Serafin Zambada-Ortiz, 23, son of Ismael “El Mayo” Zambada-Garcia, the reputed No. 2 leader of the Sinaloa Cartel headed by Joaquin "El Chapo" Guzman, made his initial appearance in U.S. District Court in Tucson on Thursday, according to a press release from the U.S. Attorney’s Office for the Southern District of California.
Serafin Zambada, who is a U.S. citizen born in San Diego, is scheduled to appear again at court on Monday at 10:30 a.m. for a detention hearing, identity hearing, and removal hearing. Federal prosecutors plan to remove Zambada to San Diego, but no dates have been set, according to the press release issued Friday evening after the Mexican news media broke the story of the arrest.
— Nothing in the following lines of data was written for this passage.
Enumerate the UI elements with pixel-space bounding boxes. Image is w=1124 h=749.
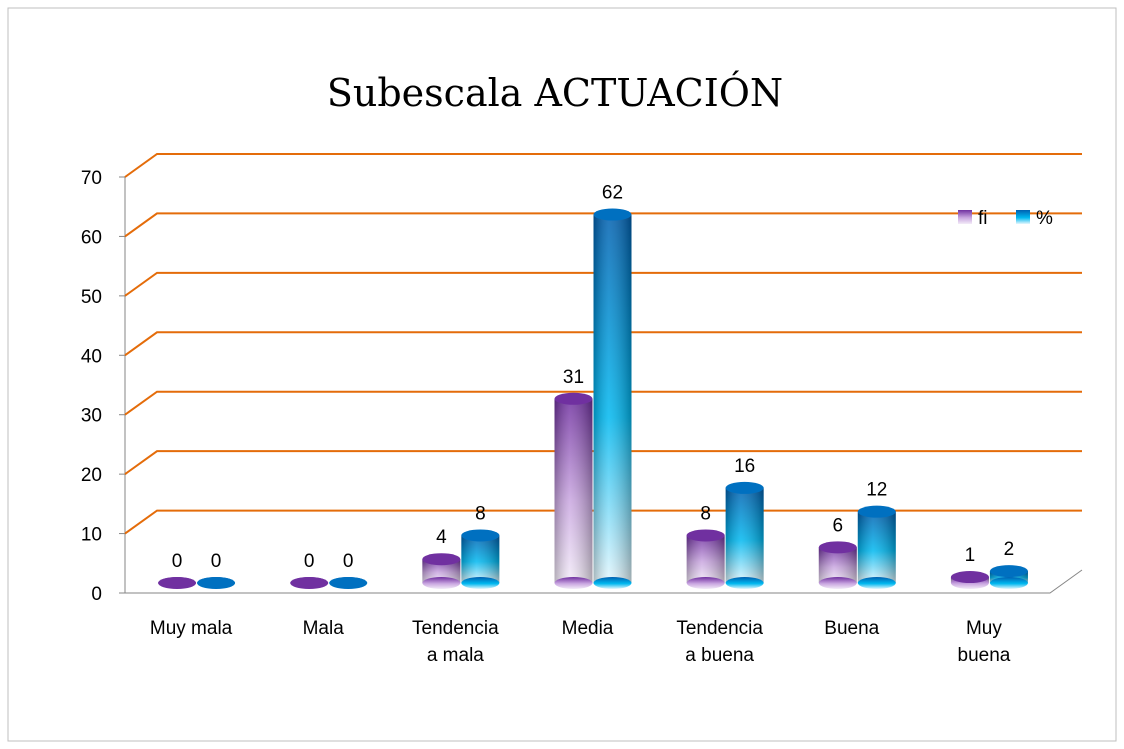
bar-top [725,481,764,494]
grid-line [124,509,1082,535]
bar-shade [725,487,764,583]
bar-top [290,577,329,589]
y-tick-label: 30 [81,406,102,427]
bar-bottom [989,577,1028,589]
value-label: 0 [343,551,354,572]
bar [422,553,461,589]
y-tick-label: 20 [81,465,102,486]
bar-shade [461,535,500,583]
value-label: 62 [602,183,623,204]
value-label: 16 [734,456,755,477]
bar-top [989,565,1028,578]
bar [290,577,329,589]
bar [197,577,236,589]
legend-label: fi [978,208,988,229]
bar-bottom [461,577,500,589]
x-tick-label: Media [561,618,614,639]
y-tick-label: 50 [81,287,102,308]
legend-swatch [958,210,972,224]
y-tick-label: 70 [81,168,102,189]
bar [725,481,764,589]
bar-bottom [593,577,632,589]
bar-top [158,577,197,589]
x-tick-label: Muy buena [957,618,1011,666]
bar-shade [554,398,593,583]
grid-line [124,212,1082,238]
y-tick-label: 10 [81,525,102,546]
bar-top [554,392,593,405]
value-label: 8 [700,503,711,524]
x-tick-label: Mala [302,618,344,639]
bar-bottom [686,577,725,589]
y-tick-label: 40 [81,346,102,367]
bar-top [329,577,368,589]
y-tick-label: 0 [91,584,102,605]
value-label: 8 [475,503,486,524]
bar-bottom [422,577,461,589]
bar [818,541,857,589]
value-label: 0 [172,551,183,572]
grid-line [124,450,1082,475]
x-tick-label: Buena [824,618,880,639]
bar-top [197,577,236,589]
value-label: 0 [211,551,222,572]
value-label: 31 [563,367,584,388]
bar-top [818,541,857,554]
value-label: 4 [436,527,447,548]
bar-shade [422,559,461,583]
bar-top [686,529,725,542]
bar-shade [686,535,725,583]
bar-top [950,571,989,584]
bar-top [461,529,500,542]
bar-shade [857,511,896,583]
x-tick-label: Tendencia a mala [412,618,499,666]
bar-shade [593,214,632,584]
frame [7,7,1117,742]
bar [989,565,1028,589]
value-label: 12 [866,480,887,501]
bar [950,571,989,589]
grid-line [124,331,1082,357]
value-label: 6 [832,515,843,536]
chart-title: Subescala ACTUACIÓN [327,71,783,115]
bar-bottom [818,577,857,589]
bar [857,505,896,589]
grid-line [124,271,1082,297]
bar-bottom [554,577,593,589]
x-tick-label: Muy mala [149,618,233,639]
grid-line [124,153,1082,178]
y-tick-label: 60 [81,227,102,248]
value-label: 2 [1004,539,1015,560]
bar [686,529,725,589]
bar-bottom [725,577,764,589]
bar [554,392,593,589]
bar-bottom [857,577,896,589]
bar-top [857,505,896,518]
legend-label: % [1036,208,1053,229]
bar [329,577,368,589]
value-label: 1 [965,545,976,566]
value-label: 0 [304,551,315,572]
floor [125,569,1083,594]
grid-line [124,390,1082,416]
legend-swatch [1016,210,1030,224]
bar [158,577,197,589]
bar [461,529,500,589]
bar [593,208,632,589]
bar-top [422,553,461,566]
bar-top [593,208,632,221]
x-tick-label: Tendencia a buena [676,618,763,666]
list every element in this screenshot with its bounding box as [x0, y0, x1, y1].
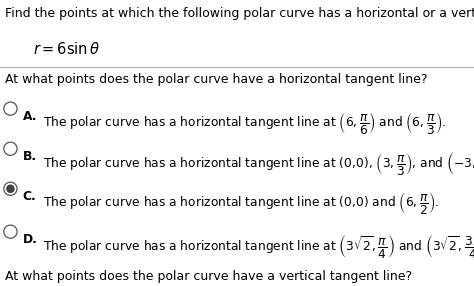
Text: C.: C.	[23, 190, 36, 203]
Text: At what points does the polar curve have a horizontal tangent line?: At what points does the polar curve have…	[5, 73, 427, 86]
Text: At what points does the polar curve have a vertical tangent line?: At what points does the polar curve have…	[5, 270, 412, 283]
Text: The polar curve has a horizontal tangent line at (0,0) and $\left(6,\dfrac{\pi}{: The polar curve has a horizontal tangent…	[43, 190, 439, 216]
Ellipse shape	[4, 142, 17, 155]
Ellipse shape	[4, 182, 17, 195]
Ellipse shape	[6, 184, 15, 193]
Text: The polar curve has a horizontal tangent line at $\left(6,\dfrac{\pi}{6}\right)$: The polar curve has a horizontal tangent…	[43, 110, 446, 136]
Text: The polar curve has a horizontal tangent line at (0,0), $\left(3,\dfrac{\pi}{3}\: The polar curve has a horizontal tangent…	[43, 150, 474, 177]
Text: $r = 6\sin\theta$: $r = 6\sin\theta$	[33, 41, 100, 57]
Text: D.: D.	[23, 233, 37, 246]
Ellipse shape	[4, 225, 17, 238]
Text: A.: A.	[23, 110, 37, 123]
Text: B.: B.	[23, 150, 37, 163]
Ellipse shape	[4, 102, 17, 115]
Text: Find the points at which the following polar curve has a horizontal or a vertica: Find the points at which the following p…	[5, 7, 474, 20]
Text: The polar curve has a horizontal tangent line at $\left(3\sqrt{2},\dfrac{\pi}{4}: The polar curve has a horizontal tangent…	[43, 233, 474, 260]
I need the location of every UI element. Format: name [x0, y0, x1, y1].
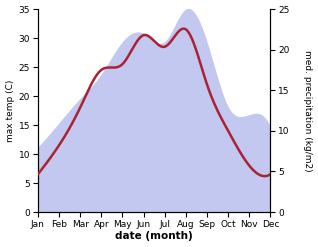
Y-axis label: max temp (C): max temp (C)	[5, 79, 15, 142]
Y-axis label: med. precipitation (kg/m2): med. precipitation (kg/m2)	[303, 50, 313, 171]
X-axis label: date (month): date (month)	[115, 231, 193, 242]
He is in the custody of the U.S. Marshals, according to Cosme Lopez, spokesman for the Department of Justice.
Serafin Zambada was indicted on Sept. 27 in U.S. District Court for the Southern District of California on the charge of conspiracy to import methamphetamine and cocaine, according to a grand jury indictment. If convicted, he faces at least one year in prison and will forfeit to the United States all rights to property and profits obtained through the alleged illegal activity.
“He has a spotless record and he’s presumed to be innocent under the law,” said his Nogales-based lawyer Saji Vettiyil. “He’s looking forward to the day he can clear his name in the court of law and has the utmost faith in the judicial system.”
Serafin is the second Zambada son in federal custody in the United States. El Mayo’s oldest son Jesus Vicente Zambada-Niebla was arrested in Mexico City in March 2009 and extradited to the United States in February 2010 after a federal grand jury in Chicago indicted him, his father, Guzman and dozens of others on drug-trafficking charges.
El Mayo’s brother Jesus Reynaldo Zambada Garcia was arrested by Mexican authorities in October 2008 and is awaiting extradition to the United States on drug-trafficking and money-laundering charges.
April 2012, a federal grand jury in West Texas indicted Guzman, El Mayo and 22 other people under the Racketeer Influenced and Corrupt Organizations (RICO) Act, holding them responsible for the operations and management of the Sinaloa Cartel.
Serafin Zambada was traveling with his wife, who was detained and then released, when he was arrested, according to the U.S. Attorney’s Office. Karime Ellameli Torres-Acosta is the daughter of Manuel Torres-Felix. aka “El Ondeado” or “El M1,” the leader of a Sinaloa Cartel cell who was killed during a shootout with the Mexican Army in Culiacan, Sinaloa in October 2012.